Regular readers will know that we're big fans of optical illusions here at Creative Bloq. They regularly leave us baffled and befuddled, but there are scientists out there studying the phenomenon, and one team has just announced a breakthrough in their research into how we perceive such illusions.
While it's often believed that it's our brain that is responsible for causing optical illusions, scientists from Exeter University have demonstrated that, actually, the limitations of our eyes are more to blame for why we get tricked by illusions like the one below (see our pick of the best optical illusions for more examples).
There's been much debate about whether optical illusions are caused by neural processing in our eyes and low-level visual centres or more complex mental processes involving context and prior knowledge (see the recent Coca-Cola can optical illusion).
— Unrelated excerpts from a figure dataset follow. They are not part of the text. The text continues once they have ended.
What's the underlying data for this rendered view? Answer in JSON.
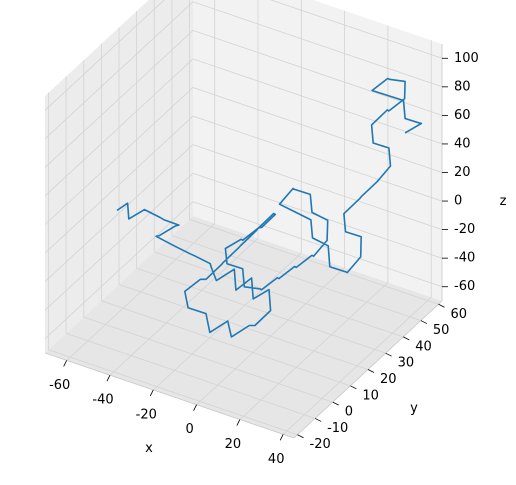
{
  "chart_data": {
    "type": "line3d",
    "title": "",
    "xlabel": "x",
    "ylabel": "y",
    "zlabel": "z",
    "xlim": [
      -70,
      45
    ],
    "ylim": [
      -22,
      62
    ],
    "zlim": [
      -70,
      110
    ],
    "xticks": [
      -60,
      -40,
      -20,
      0,
      20,
      40
    ],
    "yticks": [
      -20,
      -10,
      0,
      10,
      20,
      30,
      40,
      50,
      60
    ],
    "zticks": [
      -60,
      -40,
      -20,
      0,
      20,
      40,
      60,
      80,
      100
    ],
    "grid": true,
    "line_color": "#1f77b4",
    "series": [
      {
        "points": [
          [
            -56,
            2,
            10
          ],
          [
            -53,
            4,
            14
          ],
          [
            -50,
            1,
            8
          ],
          [
            -46,
            5,
            12
          ],
          [
            -42,
            9,
            4
          ],
          [
            -38,
            6,
            8
          ],
          [
            -35,
            11,
            0
          ],
          [
            -39,
            14,
            -6
          ],
          [
            -44,
            11,
            -12
          ],
          [
            -48,
            14,
            -18
          ],
          [
            -45,
            18,
            -26
          ],
          [
            -40,
            15,
            -22
          ],
          [
            -36,
            19,
            -30
          ],
          [
            -31,
            15,
            -24
          ],
          [
            -27,
            19,
            -32
          ],
          [
            -30,
            23,
            -40
          ],
          [
            -25,
            20,
            -44
          ],
          [
            -20,
            24,
            -38
          ],
          [
            -16,
            20,
            -46
          ],
          [
            -12,
            24,
            -40
          ],
          [
            -8,
            20,
            -48
          ],
          [
            -4,
            24,
            -44
          ],
          [
            0,
            20,
            -52
          ],
          [
            -4,
            16,
            -60
          ],
          [
            -9,
            19,
            -66
          ],
          [
            -14,
            15,
            -72
          ],
          [
            -19,
            19,
            -68
          ],
          [
            -24,
            15,
            -74
          ],
          [
            -29,
            19,
            -68
          ],
          [
            -34,
            15,
            -62
          ],
          [
            -38,
            18,
            -56
          ],
          [
            -34,
            22,
            -50
          ],
          [
            -29,
            19,
            -44
          ],
          [
            -25,
            23,
            -36
          ],
          [
            -21,
            19,
            -28
          ],
          [
            -17,
            23,
            -20
          ],
          [
            -13,
            19,
            -12
          ],
          [
            -9,
            23,
            -4
          ],
          [
            -5,
            19,
            4
          ],
          [
            -1,
            23,
            12
          ],
          [
            3,
            19,
            18
          ],
          [
            0,
            15,
            12
          ],
          [
            -4,
            18,
            6
          ],
          [
            -8,
            14,
            0
          ],
          [
            -12,
            18,
            -6
          ],
          [
            -16,
            14,
            -10
          ],
          [
            -12,
            10,
            -14
          ],
          [
            -8,
            14,
            -20
          ],
          [
            -4,
            10,
            -26
          ],
          [
            0,
            14,
            -30
          ],
          [
            4,
            10,
            -24
          ],
          [
            8,
            14,
            -18
          ],
          [
            12,
            10,
            -12
          ],
          [
            16,
            14,
            -6
          ],
          [
            20,
            10,
            0
          ],
          [
            24,
            14,
            6
          ],
          [
            28,
            10,
            12
          ],
          [
            31,
            14,
            20
          ],
          [
            28,
            18,
            28
          ],
          [
            24,
            14,
            36
          ],
          [
            20,
            18,
            42
          ],
          [
            16,
            14,
            48
          ],
          [
            12,
            18,
            42
          ],
          [
            9,
            14,
            34
          ],
          [
            13,
            18,
            26
          ],
          [
            17,
            22,
            18
          ],
          [
            21,
            18,
            12
          ],
          [
            25,
            22,
            4
          ],
          [
            29,
            18,
            -4
          ],
          [
            33,
            22,
            -10
          ],
          [
            37,
            18,
            -4
          ],
          [
            40,
            22,
            4
          ],
          [
            37,
            26,
            12
          ],
          [
            33,
            22,
            18
          ],
          [
            29,
            26,
            24
          ],
          [
            33,
            30,
            32
          ],
          [
            37,
            26,
            40
          ],
          [
            41,
            30,
            48
          ],
          [
            44,
            34,
            56
          ],
          [
            40,
            38,
            62
          ],
          [
            36,
            34,
            68
          ],
          [
            32,
            38,
            74
          ],
          [
            36,
            42,
            82
          ],
          [
            40,
            38,
            88
          ],
          [
            44,
            42,
            94
          ],
          [
            41,
            46,
            100
          ],
          [
            37,
            42,
            104
          ],
          [
            33,
            46,
            98
          ],
          [
            29,
            42,
            92
          ],
          [
            33,
            46,
            86
          ],
          [
            37,
            50,
            80
          ],
          [
            41,
            46,
            74
          ],
          [
            44,
            50,
            68
          ],
          [
            42,
            54,
            62
          ],
          [
            38,
            50,
            58
          ]
        ]
      }
    ]
  }
}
To investigate, Dr Jolyon Troscianko and his team at Exeter University's Centre for Ecology and Conservation examined a range of optical illusions that involve the perception of colour, like the one above. The study found that simple neural responses rather than deeper psychological processes were to blame and they produced a model to predict how optical illusions will be seen.
“Our eyes send messages to the brain by making neurons fire faster or slower,” says Troscianko. “However, there’s a limit to how quickly they can fire, and previous research hasn’t considered how the limit might affect the ways we see colour.” He added that this "throws into the air a lot of long-held assumptions about how visual illusions work."
Intriguingly, Troscianko says the work sheds light on how we see the high-dynamic range in the best televisions, which have areas that are 10,000 times brighter than the darkest black. “How our eyes and brains can handle this contrast is a puzzle," he says "because tests show that the highest contrasts we humans can see at a single spatial scale is around 200:1. Even more confusingly, the neurons connecting our eyes to our brains can only handle contrasts of about 10:1.
“Our model shows how neurons with such limited contrast bandwidth can combine their signals to allow us to see these enormous contrasts, but the information is ‘compressed’ – resulting in visual illusions."
The model shows how different neurons have precisely evolved to use every bit of capacity. For example, some are sensitive to tiny differences in grey levels at medium-sized scales but are overwhelmed by high contrasts. Others are much less sensitive but can work over a wider range of contrasts, giving deep differences in black and white. We're just happy that the optical illusions we love have scientific value as well as being delights to look at (for more, see our pick of the best optical illusions of 2022).